2. They may decide to withdraw cash, rather than risk it getting stuck in a cycle of devaluation of assets. This accelerates devaluation of assets, meaning the effect can be almost hair trigger. That's great if you'd like to buy a lot of things at rock bottom prices and don't want to wait.
This is a capitalist version of what I’ve been calling the “Russian scenario” for years. In Russia, assets dropped to rock bottom, the currency became worthless, and a few people and organizations, some criminal, snapped up major interests at bargain prices, creating the post-Soviet “tide of billionaires”.
Cute as this is, the trick won’t work this time. The Soviet economy was never as big as the US economy. 60% of the world’s capital is in the US. “Too big to fail” doesn’t apply in this case. “Too big to get up again” is the more likely scenario.
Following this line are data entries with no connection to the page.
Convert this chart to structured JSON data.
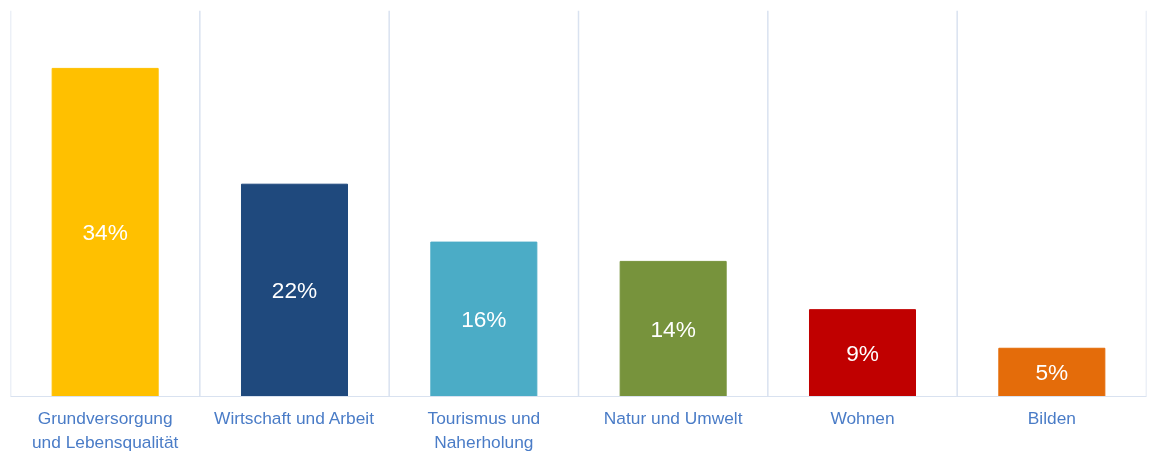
{
  "chart_data": {
    "type": "bar",
    "categories": [
      "Grundversorgung und Lebensqualität",
      "Wirtschaft und Arbeit",
      "Tourismus und Naherholung",
      "Natur und Umwelt",
      "Wohnen",
      "Bilden"
    ],
    "values": [
      34,
      22,
      16,
      14,
      9,
      5
    ],
    "value_labels": [
      "34%",
      "22%",
      "16%",
      "14%",
      "9%",
      "5%"
    ],
    "colors": [
      "#ffc000",
      "#1f497d",
      "#4bacc6",
      "#77933c",
      "#c00000",
      "#e46c0a"
    ],
    "ylim": [
      0,
      40
    ],
    "grid": "x"
  }
}
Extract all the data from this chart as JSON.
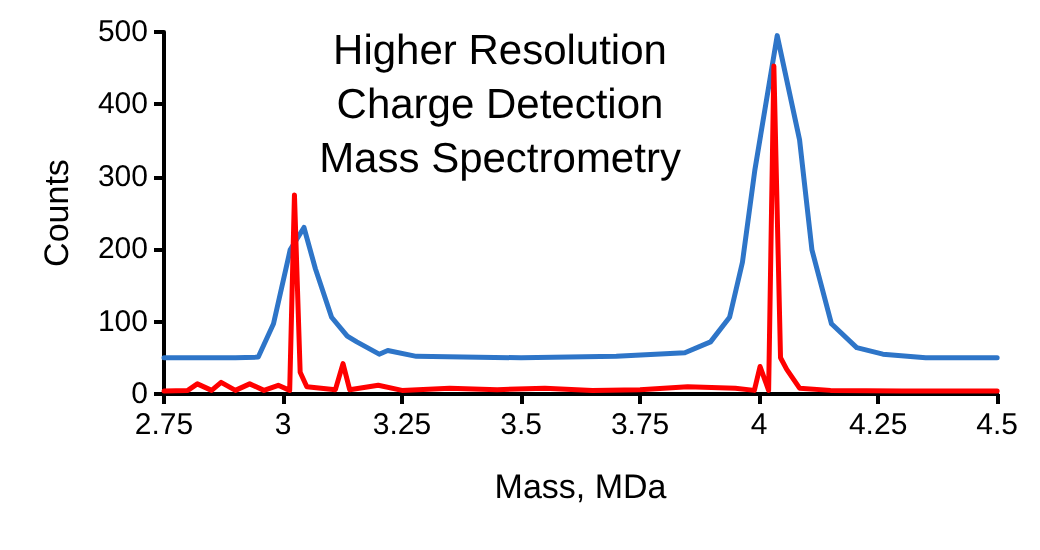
{
  "chart_data": {
    "type": "line",
    "xlabel": "Mass, MDa",
    "ylabel": "Counts",
    "annotations": [
      "Higher Resolution\nCharge Detection\nMass Spectrometry"
    ],
    "xlim": [
      2.75,
      4.5
    ],
    "xticks": [
      2.75,
      3,
      3.25,
      3.5,
      3.75,
      4,
      4.25,
      4.5
    ],
    "ylim": [
      0,
      500
    ],
    "yticks": [
      0,
      100,
      200,
      300,
      400,
      500
    ],
    "grid": false,
    "marker": "none",
    "line_style": "solid",
    "series": [
      {
        "color": "#2e75c8",
        "x": [
          2.75,
          2.9,
          2.948,
          2.98,
          3.015,
          3.044,
          3.068,
          3.102,
          3.135,
          3.155,
          3.202,
          3.22,
          3.28,
          3.5,
          3.7,
          3.844,
          3.898,
          3.938,
          3.965,
          3.991,
          4.038,
          4.085,
          4.111,
          4.152,
          4.205,
          4.26,
          4.35,
          4.5
        ],
        "values": [
          50,
          50,
          51,
          97,
          199,
          230,
          173,
          106,
          80,
          72,
          55,
          60,
          52,
          50,
          52,
          57,
          72,
          106,
          182,
          309,
          495,
          351,
          199,
          97,
          64,
          55,
          50,
          50
        ]
      },
      {
        "color": "#ff0000",
        "x": [
          2.75,
          2.8,
          2.82,
          2.85,
          2.87,
          2.9,
          2.93,
          2.96,
          2.99,
          3.014,
          3.024,
          3.036,
          3.05,
          3.08,
          3.11,
          3.126,
          3.14,
          3.2,
          3.25,
          3.35,
          3.45,
          3.55,
          3.65,
          3.75,
          3.85,
          3.95,
          3.99,
          4.002,
          4.02,
          4.031,
          4.045,
          4.058,
          4.085,
          4.15,
          4.3,
          4.5
        ],
        "values": [
          4,
          5,
          14,
          5,
          16,
          5,
          14,
          5,
          12,
          5,
          275,
          30,
          10,
          8,
          6,
          42,
          6,
          12,
          5,
          8,
          6,
          8,
          5,
          6,
          10,
          8,
          5,
          38,
          5,
          453,
          50,
          34,
          8,
          5,
          4,
          4
        ]
      }
    ]
  }
}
The US economy is over-weighted to very high asset values. Everything from derivatives to stocks and physical property is valued on a range of margins which progressively upvalue assets. If those values change drastically, catastrophic damage is inevitable.
Real losses will be real losses. Even the 1% isn’t particularly immune in an economic meltdown of the sort which could be triggered by a US default. They’d just go broke a bit slower than everyone else. Money will become a lot more expensive. Existing assets will be hit, hard, and have to be sold. The higher asset values go now, the further they have to fall, and the bigger the losses for those holding those assets.
The disposable GOP
Sadly, there’s some confirmation of this theory. There are now two GOPs. The GOP rump, the old party, and the Tea Party, which is basically a bloc working for external parties. In both cases, GOP members are confined to what are basically immovable positions. They come and go, and have no effect whatsoever on the overriding agendas.
They also have no real status. They’re instantly replaceable. They’re commuters between bills. They’re little guys in more ways than one. None of them, including the longtime career politicians, has any muscle or clout in terms of policy management. The Tea Party is comprised of small time backwoods nobodies, just pushing dogma into which they have no input. The old GOP has eroded into a pet shop of older guys hanging on to office.
In this era of compulsory nonentity, party members are as out of their depth in macroeconomic matters as they are in terms of actual clout. Elected members have to push the right buttons to get their feed pellets. Even the billionaires, who may be experts in their own fields, are unlikely to understand the risks to themselves and their assets in various policies. Being a billionaire is no defence at all, when your assets can become worthless overnight. They’re doing what makes sense to them, but unfortunately not watching the road ahead at all.
Note the GOP standard practices:
• Minutiae ad nauseam, always at the expense of the big picture.
• No mention of obvious risks. Cause and effect are not mentioned.
• No if/then logic: Everything is simple, based on faith, not facts.
• No strong personalities. The typical GOP “stalwart” is either a yes-man or out of the loop.
This pattern has been consistent for at least 30 years. The dumbed-down version of the GOP is basically a hick operation, getting a pat on the head and the odd dog biscuit.
The current problem is that this hillbilly hoedown is hitting the US self-destruct button on a regular basis. A fiscal meltdown will instantly trigger the Russian scenario. No winners and they Good Old Peasants go back to a-chewin’ hay for a living.
While watching this obscenity, you may want to count those 50 states. A few may have already been sold. The new owners will be people you’ve never heard of.